Tribeca Film Festival pulls controversial anti-vaccination documentary

In an abrupt about-face, the Tribeca Film Festival has pulled a controversial anti-vaccination documentary a day after festival co-founder Robert De Niro publicly defended the decision to show Vaxxed: From Cover-Up to Catastrophe.

Film co-written, directed by discredited former surgeon behind original anti-vaccination paper

Robert De Niro removed the anti-vaccination documentary Vaxxed from the lineup of his Tribeca Film Festival, after initially defending its inclusion. (Kin Cheung/Associated Press)

In an abrupt about-face, the Tribeca Film Festival in New York has pulled a controversial anti-vaccination documentary a day after festival co-founder Robert De Niro publicly defended the decision to show Vaxxed: From Cover-Up to Catastrophe.

"My intent in screening this film was to provide an opportunity for conversation around an issue that is deeply personal to me and my family," De Niro said in a statement. "But after reviewing it over the past few days with the Tribeca Film Festival team and others from the scientific community, we do not believe it contributes to or furthers the discussion I had hoped for."

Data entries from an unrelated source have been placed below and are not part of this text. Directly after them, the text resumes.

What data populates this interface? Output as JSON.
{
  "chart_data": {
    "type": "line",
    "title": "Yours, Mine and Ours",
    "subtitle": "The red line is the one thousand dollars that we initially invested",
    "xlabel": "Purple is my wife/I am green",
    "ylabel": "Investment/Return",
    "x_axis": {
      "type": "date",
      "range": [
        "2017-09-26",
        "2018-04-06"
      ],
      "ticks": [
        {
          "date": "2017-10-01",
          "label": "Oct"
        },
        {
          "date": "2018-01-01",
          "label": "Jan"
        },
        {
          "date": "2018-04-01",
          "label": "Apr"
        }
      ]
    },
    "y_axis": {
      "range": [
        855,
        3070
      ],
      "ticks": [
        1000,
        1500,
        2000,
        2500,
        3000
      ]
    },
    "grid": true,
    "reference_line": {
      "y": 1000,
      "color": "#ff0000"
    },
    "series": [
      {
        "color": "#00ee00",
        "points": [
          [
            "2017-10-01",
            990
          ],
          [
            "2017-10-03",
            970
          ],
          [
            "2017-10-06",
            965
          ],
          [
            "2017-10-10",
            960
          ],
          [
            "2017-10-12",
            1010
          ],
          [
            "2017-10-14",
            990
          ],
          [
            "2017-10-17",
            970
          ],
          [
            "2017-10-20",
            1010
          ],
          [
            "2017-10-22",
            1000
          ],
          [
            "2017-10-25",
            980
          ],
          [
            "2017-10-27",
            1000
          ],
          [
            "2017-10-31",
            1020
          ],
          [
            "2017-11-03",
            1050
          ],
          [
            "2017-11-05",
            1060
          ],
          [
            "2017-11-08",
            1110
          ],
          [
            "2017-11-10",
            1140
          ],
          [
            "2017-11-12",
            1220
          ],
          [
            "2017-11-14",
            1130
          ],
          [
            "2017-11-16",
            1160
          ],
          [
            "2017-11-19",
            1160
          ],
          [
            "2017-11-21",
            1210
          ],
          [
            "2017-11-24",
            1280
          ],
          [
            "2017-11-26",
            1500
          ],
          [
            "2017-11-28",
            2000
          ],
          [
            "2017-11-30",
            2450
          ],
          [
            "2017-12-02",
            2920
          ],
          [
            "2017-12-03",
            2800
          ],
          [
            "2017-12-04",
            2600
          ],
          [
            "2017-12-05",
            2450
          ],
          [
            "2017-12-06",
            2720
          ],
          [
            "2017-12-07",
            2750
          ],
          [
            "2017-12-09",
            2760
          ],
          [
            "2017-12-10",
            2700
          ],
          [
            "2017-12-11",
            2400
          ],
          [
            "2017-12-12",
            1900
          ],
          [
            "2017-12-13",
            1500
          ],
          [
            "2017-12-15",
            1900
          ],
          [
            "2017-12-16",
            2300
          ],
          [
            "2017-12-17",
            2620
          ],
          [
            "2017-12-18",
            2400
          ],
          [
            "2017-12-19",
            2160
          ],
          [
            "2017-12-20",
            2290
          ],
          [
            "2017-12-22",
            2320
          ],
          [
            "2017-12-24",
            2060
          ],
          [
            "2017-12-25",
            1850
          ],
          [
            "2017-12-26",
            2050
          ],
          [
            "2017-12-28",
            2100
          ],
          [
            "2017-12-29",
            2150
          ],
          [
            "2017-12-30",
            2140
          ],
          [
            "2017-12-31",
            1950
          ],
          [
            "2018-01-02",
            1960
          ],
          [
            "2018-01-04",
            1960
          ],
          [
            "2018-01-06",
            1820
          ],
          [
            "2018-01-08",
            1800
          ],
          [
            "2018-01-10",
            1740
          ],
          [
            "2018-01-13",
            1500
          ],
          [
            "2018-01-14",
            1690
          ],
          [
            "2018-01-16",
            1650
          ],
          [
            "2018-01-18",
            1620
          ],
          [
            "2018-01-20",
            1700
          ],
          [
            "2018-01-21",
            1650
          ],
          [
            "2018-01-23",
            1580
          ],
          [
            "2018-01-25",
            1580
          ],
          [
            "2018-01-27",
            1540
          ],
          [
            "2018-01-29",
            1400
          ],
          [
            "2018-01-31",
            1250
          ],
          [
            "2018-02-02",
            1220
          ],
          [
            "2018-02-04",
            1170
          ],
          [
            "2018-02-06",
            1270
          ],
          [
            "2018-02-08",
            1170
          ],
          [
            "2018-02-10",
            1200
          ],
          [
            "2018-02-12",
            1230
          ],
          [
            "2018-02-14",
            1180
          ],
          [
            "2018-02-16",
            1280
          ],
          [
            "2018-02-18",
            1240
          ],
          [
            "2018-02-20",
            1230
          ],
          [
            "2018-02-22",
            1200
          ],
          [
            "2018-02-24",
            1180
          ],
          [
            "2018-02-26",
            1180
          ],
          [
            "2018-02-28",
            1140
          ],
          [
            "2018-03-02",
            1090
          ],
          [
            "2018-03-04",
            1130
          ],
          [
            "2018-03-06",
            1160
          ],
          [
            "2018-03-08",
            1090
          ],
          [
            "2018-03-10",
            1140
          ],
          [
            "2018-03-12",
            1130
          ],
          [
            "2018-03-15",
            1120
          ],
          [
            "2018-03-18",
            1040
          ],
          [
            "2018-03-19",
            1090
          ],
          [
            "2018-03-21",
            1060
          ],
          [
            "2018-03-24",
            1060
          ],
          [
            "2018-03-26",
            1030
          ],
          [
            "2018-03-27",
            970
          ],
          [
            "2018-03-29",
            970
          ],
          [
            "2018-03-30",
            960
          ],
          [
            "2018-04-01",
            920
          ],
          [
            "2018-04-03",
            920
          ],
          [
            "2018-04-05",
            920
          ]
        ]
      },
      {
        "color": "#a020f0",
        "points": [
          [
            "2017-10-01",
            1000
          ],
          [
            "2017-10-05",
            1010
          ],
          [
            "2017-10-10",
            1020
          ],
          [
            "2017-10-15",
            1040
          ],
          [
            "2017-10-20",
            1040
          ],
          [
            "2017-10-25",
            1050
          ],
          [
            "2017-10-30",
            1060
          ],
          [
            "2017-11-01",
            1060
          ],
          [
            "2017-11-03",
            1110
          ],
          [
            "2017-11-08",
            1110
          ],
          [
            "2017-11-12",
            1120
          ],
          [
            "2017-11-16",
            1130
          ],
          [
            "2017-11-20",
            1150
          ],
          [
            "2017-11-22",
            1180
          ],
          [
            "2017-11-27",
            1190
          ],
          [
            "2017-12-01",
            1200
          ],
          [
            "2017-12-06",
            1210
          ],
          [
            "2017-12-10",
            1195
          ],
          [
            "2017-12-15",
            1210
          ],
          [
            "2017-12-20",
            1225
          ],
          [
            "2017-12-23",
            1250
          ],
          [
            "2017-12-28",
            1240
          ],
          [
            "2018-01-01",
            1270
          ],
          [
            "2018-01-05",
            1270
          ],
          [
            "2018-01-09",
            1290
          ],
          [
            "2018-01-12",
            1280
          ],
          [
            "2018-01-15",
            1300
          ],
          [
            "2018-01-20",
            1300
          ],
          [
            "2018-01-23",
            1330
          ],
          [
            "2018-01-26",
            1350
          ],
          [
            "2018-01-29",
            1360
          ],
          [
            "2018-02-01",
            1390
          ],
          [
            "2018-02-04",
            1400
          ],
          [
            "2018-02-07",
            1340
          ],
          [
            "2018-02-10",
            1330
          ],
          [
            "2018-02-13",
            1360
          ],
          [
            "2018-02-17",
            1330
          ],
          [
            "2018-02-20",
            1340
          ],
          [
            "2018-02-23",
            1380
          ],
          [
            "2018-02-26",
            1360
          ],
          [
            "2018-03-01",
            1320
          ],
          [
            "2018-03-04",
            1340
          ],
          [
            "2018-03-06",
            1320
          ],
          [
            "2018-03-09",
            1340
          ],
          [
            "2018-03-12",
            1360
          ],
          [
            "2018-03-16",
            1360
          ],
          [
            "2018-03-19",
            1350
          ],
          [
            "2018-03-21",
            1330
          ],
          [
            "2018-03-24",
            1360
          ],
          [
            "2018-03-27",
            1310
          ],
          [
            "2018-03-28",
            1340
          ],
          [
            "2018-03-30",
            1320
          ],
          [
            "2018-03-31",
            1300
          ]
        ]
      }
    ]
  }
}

Vaxxed is co-written and directed by Andrew Wakefield, a former surgeon and medical researcher who published a discredited 1998 research paper that claimed that the measles, mumps and rubella (MMR) vaccine was linked to autism. Wakefield was accused of professional misconduct and falsifying information in that study, and the Lancet, the journal that ran the research, retracted the piece. The British doctor has been barred from practising medicine in the U.K.

Anti-vaccination movement led to increase in measles, mumps

According to the Centers for Disease Control, there is no link between vaccination and autism. The anti-vaccination movement has lowered vaccination rates, which in turn has been linked to a recurrence of vaccine-preventable diseases such as measles and mumps.

De Niro and his wife, Grace Hightower, have an autistic child, and in a statement on Friday, the actor and director said he believed "it is critical that all of the issues surrounding the causes of autism be openly discussed and examined."

The reaction on Twitter, Facebook and social media platforms was intense. The decision also was criticized in the creative community, with documentary filmmaker Penny Lane (Our Nixon) writing an open letter to the festival saying that including Vaxxed threatened its credibility.

In the face of mounting outrage, De Niro said that he had become concerned about the content of the picture. "The festival doesn't seek to avoid or shy away from controversy," De Niro's statement continues. "However, we have concerns with certain things in this film that we feel prevent us from presenting it in the festival program. We have decided to remove it from our schedule."